2. The BIA did not address Al-Hillo's evidence of current country conditions in Iraq, specifically regarding Iraq's “pervasive culture of torture and human rights abuses.” Included in the record are excerpts of reports from both the U.S. Department of State and the United Nations Assistance Mission for Iraq, each commenting on the central role that torture plays in Iraq's approach to interrogation. Smith's affidavit relied on these reports, and on interviews with Iraqi immigration, judicial, and security officials, to similarly conclude that torture is routinely committed in Iraq's detention facilities.

Neither the IJ nor the BIA commented on Al-Hillo's country-conditions evidence. Their failure to consider evidence of current country conditions constitutes an abuse of discretion warranting remand. See Aguilar-Ramos v. Holder, 594 F.3d 701, 705 (9th Cir. 2010) (“Because the BIA failed to consider the Country Report at all, the proper course of action is to remand with instructions that the BIA reconsider Aguilar's CAT claim in light of the Country Report.”); see also Kamalthas v. INS, 251 F.3d 1279, 1284 (9th Cir. 2001) (holding that the BIA abused its discretion when it denied the petitioner's motion to reopen without considering evidence of country conditions).

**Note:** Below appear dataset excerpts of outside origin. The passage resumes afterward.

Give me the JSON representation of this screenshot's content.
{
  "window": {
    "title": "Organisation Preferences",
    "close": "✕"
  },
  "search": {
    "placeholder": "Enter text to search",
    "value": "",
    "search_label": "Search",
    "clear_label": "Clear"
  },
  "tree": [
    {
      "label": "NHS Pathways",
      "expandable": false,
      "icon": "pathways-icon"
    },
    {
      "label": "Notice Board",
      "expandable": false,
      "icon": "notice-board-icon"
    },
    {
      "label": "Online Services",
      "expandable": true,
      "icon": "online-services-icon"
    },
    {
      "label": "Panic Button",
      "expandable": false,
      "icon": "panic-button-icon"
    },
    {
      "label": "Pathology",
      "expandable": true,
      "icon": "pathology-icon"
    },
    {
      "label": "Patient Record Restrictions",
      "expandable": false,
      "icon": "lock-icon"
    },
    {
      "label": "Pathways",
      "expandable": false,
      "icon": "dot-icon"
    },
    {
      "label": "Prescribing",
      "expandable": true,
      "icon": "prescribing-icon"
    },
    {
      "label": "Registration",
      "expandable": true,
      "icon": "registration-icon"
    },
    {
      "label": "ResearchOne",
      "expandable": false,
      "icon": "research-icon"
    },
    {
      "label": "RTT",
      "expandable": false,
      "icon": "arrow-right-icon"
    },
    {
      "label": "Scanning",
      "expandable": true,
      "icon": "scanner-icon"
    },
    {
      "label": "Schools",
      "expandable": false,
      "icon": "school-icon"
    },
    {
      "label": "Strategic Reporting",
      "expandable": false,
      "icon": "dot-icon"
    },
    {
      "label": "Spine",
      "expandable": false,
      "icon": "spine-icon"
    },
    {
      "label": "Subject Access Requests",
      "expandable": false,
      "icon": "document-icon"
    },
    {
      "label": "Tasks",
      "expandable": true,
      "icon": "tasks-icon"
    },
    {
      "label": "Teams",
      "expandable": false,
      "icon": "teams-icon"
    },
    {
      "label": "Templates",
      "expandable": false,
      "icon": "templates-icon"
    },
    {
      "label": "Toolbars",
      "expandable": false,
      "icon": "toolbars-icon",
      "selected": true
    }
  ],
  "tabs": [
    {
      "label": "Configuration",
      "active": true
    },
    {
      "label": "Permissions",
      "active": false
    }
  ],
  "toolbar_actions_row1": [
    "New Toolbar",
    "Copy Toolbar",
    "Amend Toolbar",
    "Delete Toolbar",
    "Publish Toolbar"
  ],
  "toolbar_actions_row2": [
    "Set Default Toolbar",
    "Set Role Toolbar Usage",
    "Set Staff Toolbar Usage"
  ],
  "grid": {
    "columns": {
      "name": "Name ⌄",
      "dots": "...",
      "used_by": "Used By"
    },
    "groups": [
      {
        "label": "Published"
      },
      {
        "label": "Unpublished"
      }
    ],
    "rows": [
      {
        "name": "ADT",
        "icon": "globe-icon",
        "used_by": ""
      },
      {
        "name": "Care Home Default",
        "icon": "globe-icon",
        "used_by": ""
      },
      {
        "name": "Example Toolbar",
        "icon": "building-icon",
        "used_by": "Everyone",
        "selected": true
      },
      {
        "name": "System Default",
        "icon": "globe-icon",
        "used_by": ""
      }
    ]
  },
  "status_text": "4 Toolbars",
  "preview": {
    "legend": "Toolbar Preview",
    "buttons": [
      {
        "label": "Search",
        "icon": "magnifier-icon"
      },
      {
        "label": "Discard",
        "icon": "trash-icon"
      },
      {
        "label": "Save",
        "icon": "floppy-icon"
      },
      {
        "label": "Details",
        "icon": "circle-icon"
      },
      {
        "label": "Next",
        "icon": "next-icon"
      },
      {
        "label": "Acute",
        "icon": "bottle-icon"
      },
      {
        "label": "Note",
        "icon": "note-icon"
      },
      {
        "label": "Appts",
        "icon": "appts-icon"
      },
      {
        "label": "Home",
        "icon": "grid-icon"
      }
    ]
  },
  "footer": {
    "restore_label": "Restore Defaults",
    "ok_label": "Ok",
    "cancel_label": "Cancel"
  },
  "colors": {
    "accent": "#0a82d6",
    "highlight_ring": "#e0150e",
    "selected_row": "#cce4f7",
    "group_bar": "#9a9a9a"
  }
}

3. In addition to the Smith affidavit and other evidence of current country conditions, Al-Hillo submitted an affidavit from Rebecca Heller, the Director of the International Refugee Assistance Project. Heller opined that Iraqis with lengthy ties to the United States would be at an especially high risk of persecution or torture if removed to Iraq. Al-Hillo, who has been in the United States for 24 years, falls well within this category of people. Again, the BIA did not comment on this evidence. 4. Setting aside any contrary evidence, the country-conditions reports and the Smith and Heller affidavits together compel the conclusion that Al-Hillo has made out a prima facie case for protection under the CAT. See Hamoui v. Ashcroft, 389 F.3d 821, 828 (9th Cir. 2004). We therefore grant Al-Hillo's petition for review and remand the case to the BIA for further proceedings consistent with this opinion. In doing so, we express no opinion as to the merits of Al-Hillo's underlying claim for CAT relief.